Jon Harman, Ph.D.

Jon Harmon

Jon Harman has spent over twenty years pursuing rock art as a serious hobby.  He is a member of the Bay Area Rock Art Research Association (BARARA), the Society for California Archaeology and the American Rock Art Research Association (ARARA).  He has traveled throughout the United States as well as to Mexico, North Africa and France in search of petroglyph and pictograph sites.

Jon earned a Bachelor of Arts in Mathematics in 1972 from the University of Wisconsin in Madison and a Ph.D. in Mathematics in 1980 from the University of California in Berkeley.  With this background, he enjoyed a lengthy career in the field of medical imaging.  He worked for a CT manufacturer and an ophthalmology device manufacturer, specializing in the design of algorithms used in creating medical images and in analyzing structures in the images.

A suggestion from Robert Mark in November 2004 led to Jon’s implementing the decorrelation stretch scientific algorithm in a computer program that would assist rock art researchers.  Jon then combined his career and hobby to create DStretch, an image enhancement program to be used specifically with digital photographs of pictographs.  It is a plug-in for Image J, which is a public domain image processing program developed at the National Institute of Health by Wayne Rasband.

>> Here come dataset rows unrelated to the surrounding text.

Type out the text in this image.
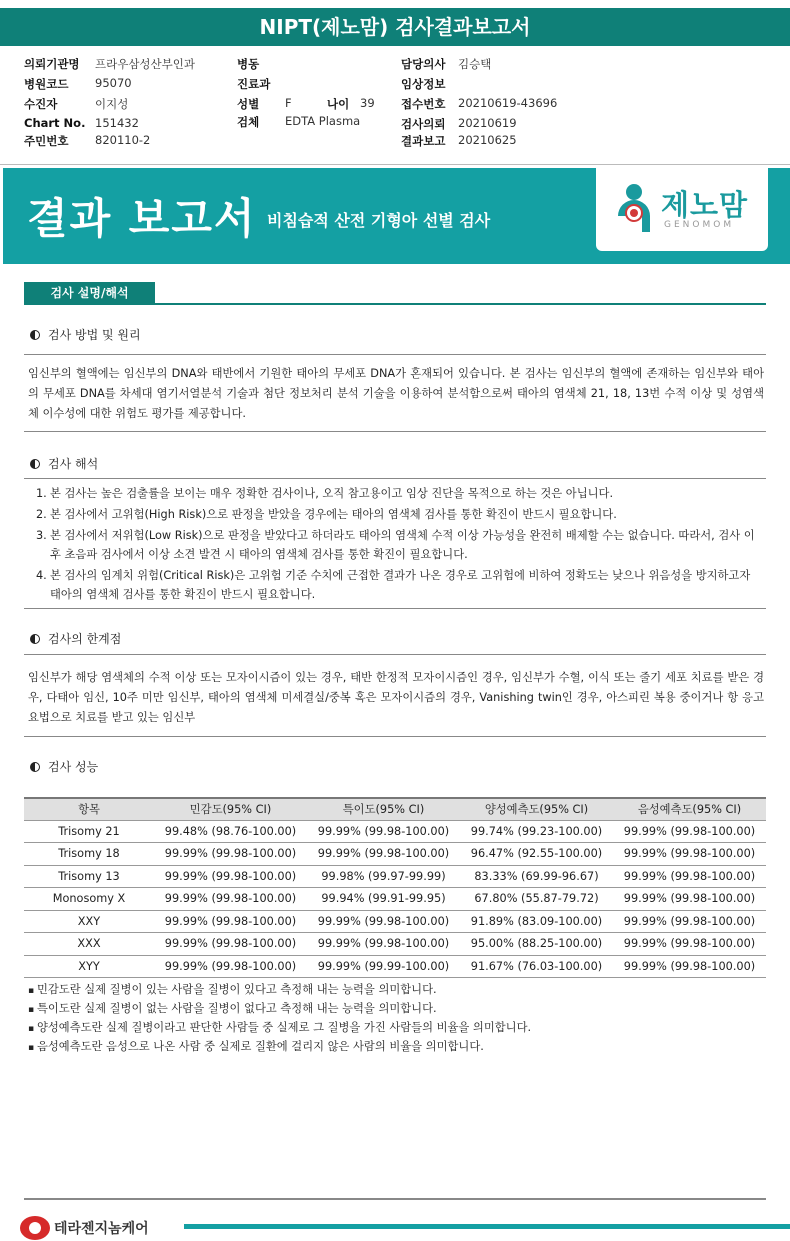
NIPT(제노맘) 검사결과보고서
의뢰기관명 프라우삼성산부인과
병원코드 95070
수진자	이지성
Chart No. 151432
주민번호 820110-2
병동
진료과
성별 F	나이 39
검체 EDTA Plasma
담당의사 김승택
임상정보
접수번호 20210619-43696
검사의뢰 20210619
결과보고 20210625
결과 보고서 비침습적 산전 기형아 선별 검사	제노맘
GENOMOM
검사 설명/해석
검사 방법 및 원리
임신부의 혈액에는 임신부의 DNA와 태반에서 기원한 태아의 무세포 DNA가 혼재되어 있습니다. 본 검사는 임신부의 혈액에 존재하는 임신부와 태아의 무세포 DNA를 차세대 염기서열분석 기술과 첨단 정보처리 분석 기술을 이용하여 분석함으로써 태아의 염색체 21, 18, 13번 수적 이상 및 성염색체 이수성에 대한 위험도 평가를 제공합니다.
검사 해석
1. 본 검사는 높은 검출률을 보이는 매우 정확한 검사이나, 오직 참고용이고 임상 진단을 목적으로 하는 것은 아닙니다.
2. 본 검사에서 고위험(High Risk)으로 판정을 받았을 경우에는 태아의 염색체 검사를 통한 확진이 반드시 필요합니다.
3. 본 검사에서 저위험(Low Risk)으로 판정을 받았다고 하더라도 태아의 염색체 수적 이상 가능성을 완전히 배제할 수는 없습니다. 따라서, 검사 이후 초음파 검사에서 이상 소견 발견 시 태아의 염색체 검사를 통한 확진이 필요합니다.
4. 본 검사의 임계치 위험(Critical Risk)은 고위험 기준 수치에 근접한 결과가 나온 경우로 고위험에 비하여 정확도는 낮으나 위음성을 방지하고자 태아의 염색체 검사를 통한 확진이 반드시 필요합니다.
검사의 한계점
임신부가 해당 염색체의 수적 이상 또는 모자이시즘이 있는 경우, 태반 한정적 모자이시즘인 경우, 임신부가 수혈, 이식 또는 줄기 세포 치료를 받은 경우, 다태아 임신, 10주 미만 임신부, 태아의 염색체 미세결실/중복 혹은 모자이시즘의 경우, Vanishing twin인 경우, 아스피린 복용 중이거나 항 응고 요법으로 치료를 받고 있는 임신부
검사 성능
항목	민감도(95% CI)	특이도(95% CI)	양성예측도(95% CI)	음성예측도(95% CI)
Trisomy 21	99.48% (98.76-100.00)	99.99% (99.98-100.00)	99.74% (99.23-100.00)	99.99% (99.98-100.00)
Trisomy 18	99.99% (99.98-100.00)	99.99% (99.98-100.00)	96.47% (92.55-100.00)	99.99% (99.98-100.00)
Trisomy 13	99.99% (99.98-100.00)	99.98% (99.97-99.99)	83.33% (69.99-96.67)	99.99% (99.98-100.00)
Monosomy X	99.99% (99.98-100.00)	99.94% (99.91-99.95)	67.80% (55.87-79.72)	99.99% (99.98-100.00)
XXY	99.99% (99.98-100.00)	99.99% (99.98-100.00)	91.89% (83.09-100.00)	99.99% (99.98-100.00)
XXX	99.99% (99.98-100.00)	99.99% (99.98-100.00)	95.00% (88.25-100.00)	99.99% (99.98-100.00)
XYY	99.99% (99.98-100.00)	99.99% (99.99-100.00)	91.67% (76.03-100.00)	99.99% (99.98-100.00)
▪ 민감도란 실제 질병이 있는 사람을 질병이 있다고 측정해 내는 능력을 의미합니다.
▪ 특이도란 실제 질병이 없는 사람을 질병이 없다고 측정해 내는 능력을 의미합니다.
▪ 양성예측도란 실제 질병이라고 판단한 사람들 중 실제로 그 질병을 가진 사람들의 비율을 의미합니다.
▪ 음성예측도란 음성으로 나온 사람 중 실제로 질환에 걸리지 않은 사람의 비율을 의미합니다.
테라젠지놈케어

See D-Stretch example images below.

D stretch

DStretch was introduced to the public in March 2005 at a meeting of the Society of California Archaeology in Sacramento.  It has rapidly gained widespread recognition and acceptance as an invaluable research tool.  Because DStretch requires a color difference, it works significantly better on pictographs, particularly those containing faint red, yellow and/or black.  It enables the user to examine a photograph of a pictograph under eight different color spaces and see elements not visible in the original image.

Pictograph panels previously dismissed as insignificant or impossible to see can now be examined in a new light.  Some particularly dramatic examples are from Great Basin National Park, Nevada; Pahranagat National Wildlife Refuge, Nevada; Kachina Cave, Nevada; Buckhorn Wash, Utah; Head of Sinbad, Utah; Chumash and Yokuts pictographs in central California; and the Great Mural Paintings of Baja California.

Since the advent of DStretch, rock art researchers and enthusiasts have been returning to sites with their digital cameras and re-photographing pictographs.  Their results have been both amazing and revealing.

Jon has presented papers on the use of DStretch at meetings of the Museum of Man in San Diego , the Society for California Archaeology, ARARA, the Nevada Rock Art Foundation, the Nevada Archaeological Association, the Bi National Meeting of Balances and Perspectives on the Anthropology and History of Baja California and the Sociedad Mexicana de Antropologia.